The Monsey Bus Scandal
Neighbors Eli Cohen and Michal Rimler of Spring Valley said their children, students at Cheder Chabad of Monsey, were dropped off at the corner of Route 306 and Brick Church Road on Friday after a bus driver reportedly refused to deliver the boys to their regular stops in front of their homes ● Full Story
By Mareesa Nicosia / The Journal News LoHud
Back-to-school week in the East Ramapo district began with more than the usual anxiety-inducing transportation and communication glitches, leaving some parents scrambling to track down their children, they said.
Neighbors Eli Cohen and Michal Rimler of Spring Valley said their children, students at Cheder Chabad of Monsey, were dropped off at the corner of Route 306 and Brick Church Road on Friday after a bus driver reportedly refused to deliver the boys to their regular stops in front of their homes.
“Essentially, the kids were all getting antsy and, supposedly, they told the bus driver to stop, so the driver pulled over and the kids got off the bus,” Cohen said.

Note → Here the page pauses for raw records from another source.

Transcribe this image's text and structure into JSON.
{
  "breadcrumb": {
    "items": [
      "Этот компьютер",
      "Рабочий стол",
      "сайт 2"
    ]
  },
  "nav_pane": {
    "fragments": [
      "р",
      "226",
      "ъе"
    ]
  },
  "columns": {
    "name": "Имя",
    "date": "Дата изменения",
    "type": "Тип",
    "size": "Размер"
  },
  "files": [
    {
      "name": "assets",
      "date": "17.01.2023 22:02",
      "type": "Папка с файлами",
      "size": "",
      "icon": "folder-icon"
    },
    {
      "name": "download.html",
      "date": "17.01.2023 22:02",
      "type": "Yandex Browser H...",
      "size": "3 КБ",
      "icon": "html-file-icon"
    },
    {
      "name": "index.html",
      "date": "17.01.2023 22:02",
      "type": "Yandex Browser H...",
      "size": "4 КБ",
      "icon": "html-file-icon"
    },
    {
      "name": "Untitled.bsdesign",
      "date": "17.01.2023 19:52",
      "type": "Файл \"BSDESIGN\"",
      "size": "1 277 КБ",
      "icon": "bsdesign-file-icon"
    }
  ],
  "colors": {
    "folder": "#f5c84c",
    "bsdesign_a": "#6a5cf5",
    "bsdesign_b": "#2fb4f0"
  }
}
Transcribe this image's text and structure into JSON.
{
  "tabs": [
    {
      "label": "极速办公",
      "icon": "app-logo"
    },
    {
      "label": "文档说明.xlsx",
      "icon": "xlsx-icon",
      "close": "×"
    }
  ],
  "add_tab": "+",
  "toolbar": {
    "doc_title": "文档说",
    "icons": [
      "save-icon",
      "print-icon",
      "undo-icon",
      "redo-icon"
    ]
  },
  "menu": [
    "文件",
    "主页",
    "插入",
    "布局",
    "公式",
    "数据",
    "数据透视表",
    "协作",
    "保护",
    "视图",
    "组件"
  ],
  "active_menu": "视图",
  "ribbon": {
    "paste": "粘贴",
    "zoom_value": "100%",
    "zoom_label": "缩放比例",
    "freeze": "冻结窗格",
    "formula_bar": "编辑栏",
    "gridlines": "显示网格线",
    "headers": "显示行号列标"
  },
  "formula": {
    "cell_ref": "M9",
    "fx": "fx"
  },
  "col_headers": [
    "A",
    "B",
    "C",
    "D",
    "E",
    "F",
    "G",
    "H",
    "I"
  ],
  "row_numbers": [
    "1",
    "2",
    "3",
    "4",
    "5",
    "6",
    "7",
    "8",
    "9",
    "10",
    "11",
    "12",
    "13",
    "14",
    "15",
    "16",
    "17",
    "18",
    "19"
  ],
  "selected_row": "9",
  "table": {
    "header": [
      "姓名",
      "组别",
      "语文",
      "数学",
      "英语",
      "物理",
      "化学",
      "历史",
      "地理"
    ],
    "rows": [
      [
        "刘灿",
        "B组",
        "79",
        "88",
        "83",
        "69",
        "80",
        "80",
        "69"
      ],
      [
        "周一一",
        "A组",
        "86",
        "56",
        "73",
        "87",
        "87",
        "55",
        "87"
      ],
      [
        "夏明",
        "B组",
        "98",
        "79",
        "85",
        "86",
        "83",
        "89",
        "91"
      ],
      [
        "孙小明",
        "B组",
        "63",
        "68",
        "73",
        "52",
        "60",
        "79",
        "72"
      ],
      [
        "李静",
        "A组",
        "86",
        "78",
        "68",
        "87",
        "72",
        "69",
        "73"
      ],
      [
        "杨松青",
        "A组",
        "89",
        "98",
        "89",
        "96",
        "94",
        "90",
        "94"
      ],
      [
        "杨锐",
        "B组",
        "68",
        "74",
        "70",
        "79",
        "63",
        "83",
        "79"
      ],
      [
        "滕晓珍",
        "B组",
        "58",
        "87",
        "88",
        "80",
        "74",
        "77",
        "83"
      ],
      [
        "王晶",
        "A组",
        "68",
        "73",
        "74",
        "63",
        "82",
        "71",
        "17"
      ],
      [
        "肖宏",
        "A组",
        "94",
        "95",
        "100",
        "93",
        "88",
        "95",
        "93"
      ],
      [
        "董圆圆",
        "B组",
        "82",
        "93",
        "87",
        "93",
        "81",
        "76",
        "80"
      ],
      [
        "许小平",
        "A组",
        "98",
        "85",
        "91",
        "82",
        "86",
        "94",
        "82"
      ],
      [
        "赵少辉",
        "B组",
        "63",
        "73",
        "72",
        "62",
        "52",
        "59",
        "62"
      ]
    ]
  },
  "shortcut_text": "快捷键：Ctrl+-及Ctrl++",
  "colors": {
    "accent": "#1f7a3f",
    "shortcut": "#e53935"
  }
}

His 7-year-old then walked almost a half-mile along Route 306 in the blazing heat.
Rimler, whose children were on the same bus, began to panic after waiting nearly an hour for her 6- and 7-year-old sons to return home Friday afternoon.
She couldn’t get through to the East Ramapo transportation office on the phone, so she drove to the building on New Hempstead Road to ask for help. Instead, her concerns were met with indifference, she said.
In the meantime, a friend driving on Route 306 recognized her children walking and ferried them safely home.
“You know, the first few days, there’s always bumps. That’s normal,” Rimler said. “But like this — letting kids off in the wrong places, on the main streets — this is something else.”
Rimler said she managed to speak to the the district’s new director of transportation, Sandra Owens, who apologized. The transportation office phone line was not in service Friday afternoon and a message left for Owens at the superintendent’s office wasn’t returned.
A woman who answered the phone at Student Bus Company, one of several transportation contractors East Ramapo uses, told The Journal News they had some snafus and late arrivals Thursday, the first day of school, but that Friday went better.
The woman, who identified herself only as Dawn, said the company “just got all new routes (Thursday) afternoon from East Ramapo,” which likely added to the chaos.
Spring Valley resident Jenica Franklin, who cares for her 9-year-old autistic brother, also reported an unnerving experience.
When the boy, a fourth-grader at Eldorado Elementary School, failed to appear at the bus stop where she was expecting him Thursday, Franklin began a frantic search, driving around town and calling the district from her cell phone.
She was able to track the boy to a school bus, but it was not the one to which he had been assigned, she said.
“(For the district) to not even contact a parent, it was scary,” she said. “There’s no sort of order. There’s no sort of compassion.”
A message left at Chestnut Ridge Transportation, the contractor Franklin said transports her brother, was not returned.
East Ramapo has about 20 fewer bus drivers this year and has taken several older vehicles off the road, cost-cutting measures the school board approved in the spring.
Each year, the district lays out the money for transporting more than 30,000 students — about 9,000 from public schools, the rest from private schools — and is reimbursed by the state for about 72 percent of the cost, officials have said. About 12.5 percent of the district’s $210 million budget will go to transportation this school year.